1. ## Could there be an error in the proof of the Poincare conjecture?

When Grisha Perelman submitted his proof of the Poincare conjecture, he may have been reasonably sure that it contained no mistakes. But he could not have been 100% sure as he is, after all, human. Each time it was checked, say by the referee of an academic journal, the probability that it contains no mistakes increases.

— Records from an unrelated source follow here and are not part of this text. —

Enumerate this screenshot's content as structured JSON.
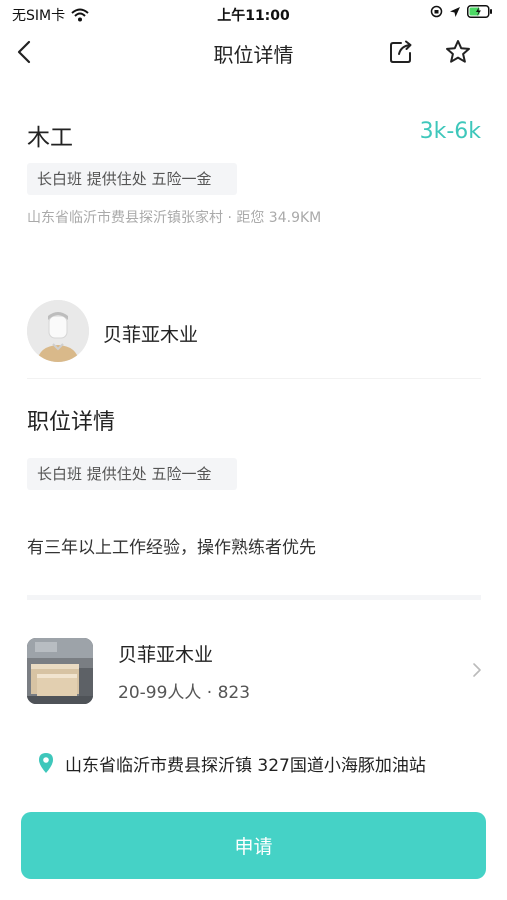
{
  "status_bar": {
    "carrier": "无SIM卡",
    "time": "上午11:00"
  },
  "nav": {
    "title": "职位详情",
    "icons": [
      "back-arrow-icon",
      "share-icon",
      "star-icon"
    ]
  },
  "job": {
    "title": "木工",
    "salary": "3k-6k",
    "tags": "长白班 提供住处 五险一金",
    "location": "山东省临沂市费县探沂镇张家村 · 距您 34.9KM"
  },
  "employer": {
    "name": "贝菲亚木业"
  },
  "details": {
    "section_title": "职位详情",
    "tags": "长白班 提供住处 五险一金",
    "description": "有三年以上工作经验，操作熟练者优先"
  },
  "company_card": {
    "name": "贝菲亚木业",
    "meta": "20-99人人 · 823",
    "address": "山东省临沂市费县探沂镇 327国道小海豚加油站"
  },
  "apply": {
    "label": "申请"
  },
  "colors": {
    "accent": "#3ec7bb",
    "button": "#45d2c6",
    "tag_bg": "#f4f5f7"
  }
}
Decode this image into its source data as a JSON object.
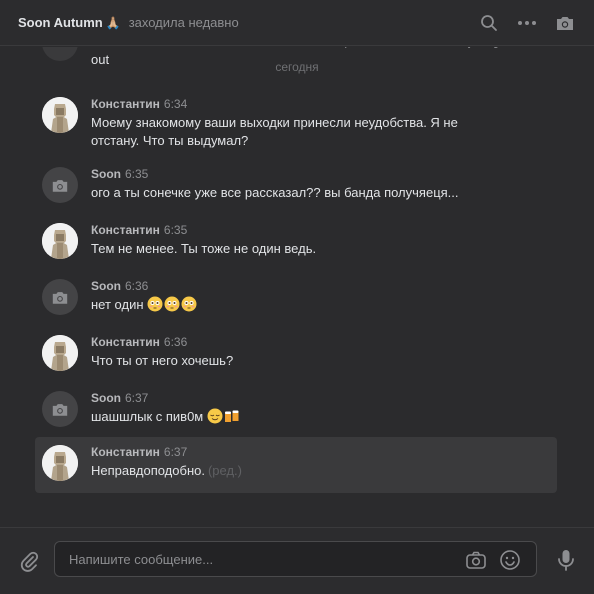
{
  "header": {
    "title": "Soon Autumn",
    "title_emoji": "🙏🏼",
    "status": "заходила недавно",
    "icons": [
      "search-icon",
      "more-icon",
      "camera-icon"
    ]
  },
  "feed": {
    "cut_text": "fuk if u wanna continue the thread i can't help u can u leave me... just get out",
    "date_separator": "сегодня",
    "messages": [
      {
        "sender": "Константин",
        "time": "6:34",
        "text": "Моему знакомому ваши выходки принесли неудобства. Я не отстану. Что ты выдумал?",
        "avatar": "photo"
      },
      {
        "sender": "Soon",
        "time": "6:35",
        "text": "ого а ты сонечке уже все рассказал?? вы банда получяеця...",
        "avatar": "camera"
      },
      {
        "sender": "Константин",
        "time": "6:35",
        "text": "Тем не менее. Ты тоже не один ведь.",
        "avatar": "photo"
      },
      {
        "sender": "Soon",
        "time": "6:36",
        "text": "нет один",
        "avatar": "camera",
        "emojis": [
          "flushed-emoji",
          "flushed-emoji",
          "flushed-emoji"
        ]
      },
      {
        "sender": "Константин",
        "time": "6:36",
        "text": "Что ты от него хочешь?",
        "avatar": "photo"
      },
      {
        "sender": "Soon",
        "time": "6:37",
        "text": "шашшлык с пив0м",
        "avatar": "camera",
        "emojis": [
          "relieved-emoji",
          "beer-mugs-emoji"
        ]
      },
      {
        "sender": "Константин",
        "time": "6:37",
        "text": "Неправдоподобно.",
        "avatar": "photo",
        "edited": "(ред.)",
        "highlighted": true
      }
    ]
  },
  "composer": {
    "placeholder": "Напишите сообщение...",
    "value": "",
    "icons": [
      "attach-icon",
      "camera-icon",
      "smile-icon",
      "microphone-icon"
    ]
  },
  "colors": {
    "background": "#2b2b2d",
    "header": "#2c2c2e",
    "text": "#e1e3e6",
    "muted": "#8d8e91",
    "highlight": "#3a3a3c"
  }
}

But does it ever reach 100%? After all, the referees and checkers are human as well and they could theoretically have overlooked some subtle flaw in the proof.

So, I claim that we can be almost certain that the Poincare conjecture has been proved, but in theory we can never be 100% sure.

2. ## Re: Could there be an error in the proof of the Poincare conjecture?

That would be true of any theorem.

Oh, dear, I starting to wonder if 2+ 2 is really equal to 4!

3. ## Re: Could there be an error in the proof of the Poincare conjecture?

Originally Posted by HallsofIvy
That would be true of any theorem.

Oh, dear, I starting to wonder if 2+ 2 is really equal to 4!
2 + 2 = 11. In base 3 anyway.

-Dan

4. ## Re: Could there be an error in the proof of the Poincare conjecture?

Mathematics is a science. It's results are considered true until someone spots a flaw, and then people work at making it all consistent again.

Euclid's fifth postulate was generally considered "true" (and provable) until it was realised that it was neither true nor false.

5. ## Re: Could there be an error in the proof of the Poincare conjecture?

Originally Posted by Archie
Mathematics is a science. It's results are considered true until someone spots a flaw, and then people work at making it all consistent again.
I don't quite agree. In Math it is possible to construct an actual proof. Scientific theories cannot be proved, only noted for accuracy.

-Dan

6. ## Re: Could there be an error in the proof of the Poincare conjecture?

Yes, but if a proof previously considered water-tight is found to have a flaw, it stops being valid. If there are no other proofs, the result itself might be called into question.